Esta estratégia vale para muitas coisas, inclusive para doenças. É tática conhecida da indústria farmacêutica, em função da restritiva regulamentação no marketing de medicamentos em quase todo o mundo, divulgar não os remédios mas as doenças. Não é coincidência que grande parte das associações de defesa dos portadores de diversos "transtornos mentais" é patrocinada por algum laboratório farmacêutico (dê só uma olhada nos apoiadores desta entidade na parte de baixo do site).
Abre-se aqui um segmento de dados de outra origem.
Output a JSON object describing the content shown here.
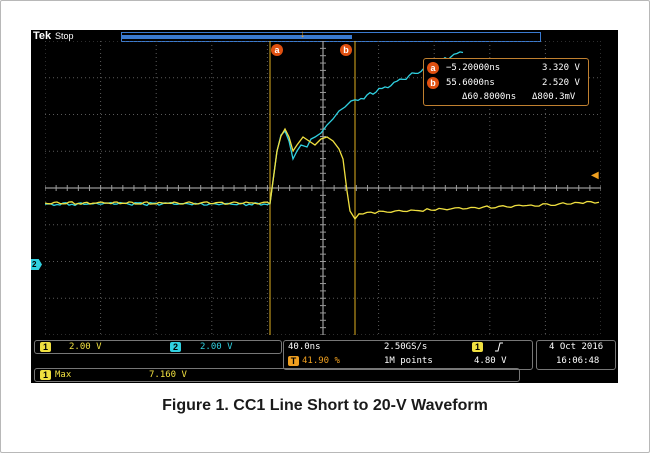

A idéia é que quanto mais pessoas se identificarem com o diagnóstico, melhor para eles. E nada melhor para fazer as pessoas acreditarem que estão doentes do que exibir sistematicamente pessoas felizes - ou pelo menos mais felizes que você. Grande parte das propagandas funciona como os Jones: estabelecem padrões inatingíveis de saúde e felicidade que geram frustração e, logo, consumo - porque a indústria vende tanto o problema quanto a solução! No caso de Larry, não houve solução possível. Completamente endividado e desesperado, decide dar fim à própria vida, afogando-se na luxuosa piscina de sua casa. Diante da impossibilidade de ter a grama tão verde como a de Steve, Larry opta por eliminar toda sua frustração de uma só vez. E esta situação felizmente desperta Steve para a mentira e a crueldade de seu trabalho. Como não poderia deixar de ocorrer num filme hollywoodiano, tudo acaba bem: Steve se arrepende de seus atos, abandona o emprego e se apaixona de verdade por sua esposa de mentira - e ela por ele. Como seria bom se tudo ocorresse assim na vida real. Melhor ainda seria se conseguíssemos seguir o conselho do filósofo Gilles Lipovetsky (veja aqui):
Os objetos de consumo vão proporcionar algum sentimento de evasão, mas não trarão paz, harmonia. Consumir não basta. A felicidade exige outra coisa, principalmente na relação com os outros e consigo. Quem entendeu isso faz política, se engaja em associações. É possível ter satisfação ajudando os outros, as crianças, sentindo-se útil, lutando pela ecologia. Isso não é consumo. O homem não pode se reduzir a um consumidor.